According to the rule $\frac{\delta}{\delta x}f(g(x)) = f'(g(x))\times g'(x)$:
\begin{align*}
\frac{\delta L(x_i,y_i, \beta)}{\delta\beta} &= 2.(y_i – x_i.\beta).(-x_i)\\
\frac{\delta L(x_i,y_i, \beta)}{\delta\beta} &= -2x_i(y_i-x_i\beta)
\end{align*}
So, when trying his function for gradient descent, why does Joel Grus write:
def predict(x_i, beta):
"""assumes that the first element of each x_i is 1"""
return np.dot(x_i, beta)
def error(x_i, y_i, beta):
return y_i - predict(x_i, beta)
def squared_error_gradient(x_i, y_i, beta):
"""The gradient (with respect to beta)
correspond to the ith squared error term"""

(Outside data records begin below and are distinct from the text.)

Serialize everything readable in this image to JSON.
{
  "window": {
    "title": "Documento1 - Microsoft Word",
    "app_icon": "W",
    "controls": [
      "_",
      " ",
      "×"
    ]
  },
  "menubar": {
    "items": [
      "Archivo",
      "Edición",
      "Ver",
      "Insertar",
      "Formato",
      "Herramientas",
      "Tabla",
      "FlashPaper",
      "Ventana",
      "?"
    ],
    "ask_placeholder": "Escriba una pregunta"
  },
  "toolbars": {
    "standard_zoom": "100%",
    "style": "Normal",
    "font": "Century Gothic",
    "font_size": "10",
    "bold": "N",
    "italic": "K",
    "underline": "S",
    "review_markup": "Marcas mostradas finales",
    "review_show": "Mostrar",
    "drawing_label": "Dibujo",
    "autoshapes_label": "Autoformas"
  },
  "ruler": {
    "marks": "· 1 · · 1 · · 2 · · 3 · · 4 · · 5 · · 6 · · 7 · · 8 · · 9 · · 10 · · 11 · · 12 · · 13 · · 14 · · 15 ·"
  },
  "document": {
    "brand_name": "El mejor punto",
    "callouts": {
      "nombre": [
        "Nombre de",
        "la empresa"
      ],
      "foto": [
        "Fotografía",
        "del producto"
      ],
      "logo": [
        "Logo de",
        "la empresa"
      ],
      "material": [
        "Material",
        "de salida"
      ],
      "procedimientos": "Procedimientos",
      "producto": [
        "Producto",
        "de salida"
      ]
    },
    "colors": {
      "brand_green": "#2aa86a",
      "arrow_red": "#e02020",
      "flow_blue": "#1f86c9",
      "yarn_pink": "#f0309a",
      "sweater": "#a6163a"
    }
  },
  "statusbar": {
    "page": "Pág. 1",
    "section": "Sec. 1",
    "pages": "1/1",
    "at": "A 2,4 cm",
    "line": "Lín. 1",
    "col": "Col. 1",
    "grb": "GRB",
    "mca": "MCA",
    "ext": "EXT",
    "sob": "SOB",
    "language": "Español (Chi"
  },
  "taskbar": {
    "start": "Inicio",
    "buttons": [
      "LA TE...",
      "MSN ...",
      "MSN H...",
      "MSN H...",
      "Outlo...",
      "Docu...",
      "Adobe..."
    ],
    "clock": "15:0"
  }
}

return [-2 * x_ij * error(x_i, y_i, beta)
for x_ij in x_i]
$$[-2x_{ij}(y_i-x_i\beta) \ for \ x_{ij} \ in \ x_i]$$
Which I guess is actually:
$$= \sum_{j=1}^{len(x_i)} -2x_{ij}(y_i-x_i\beta)$$
Best Answer
There seems to be a bit of a confusion about the nature of the objects $x_i$ and $\beta$, those are vectors, e.g. $x_i = (x_{i}^{1}, x_{i}^2, \ldots, x_i^j, \ldots)^T$ and $\beta = (\beta_1, \beta_2, \cdots, \beta_j,\cdots)^T$. Where $x_i^j$ means the $j$-th component of the vector $x_i$
So the error for that observation is
$$ L(x_i, y_i, \beta) = (y_i - x_i\cdot \beta)^2 = \left(y_i - x_i^1\beta_1 - x_i^2\beta_2 - \cdots x_i^j\beta_j - \cdots \right)^2 \tag{1} $$
Now comes the gradient, that is also a vector, the $j$-th component is
$$ \frac{\partial L}{\partial \beta_j}(x_i, y_i, \beta) = \left(y_i - x_i^1\beta_1 - x_i^2\beta_2 - \cdots x_i^j\beta_j - \cdots \right) (-2 x_{i}^j) = -2 x_i^j (y_i - x_i\cdot\beta) \tag{2} $$
The actual gradient is just
$$ \frac{\partial L}{\partial \beta} = \left(\frac{\partial L}{\partial \beta_1}, \frac{\partial L}{\partial \beta_2}, \ldots, \frac{\partial L}{\partial \beta_j}\ldots\right)^T \tag{3} $$
which is the array in the reference you cite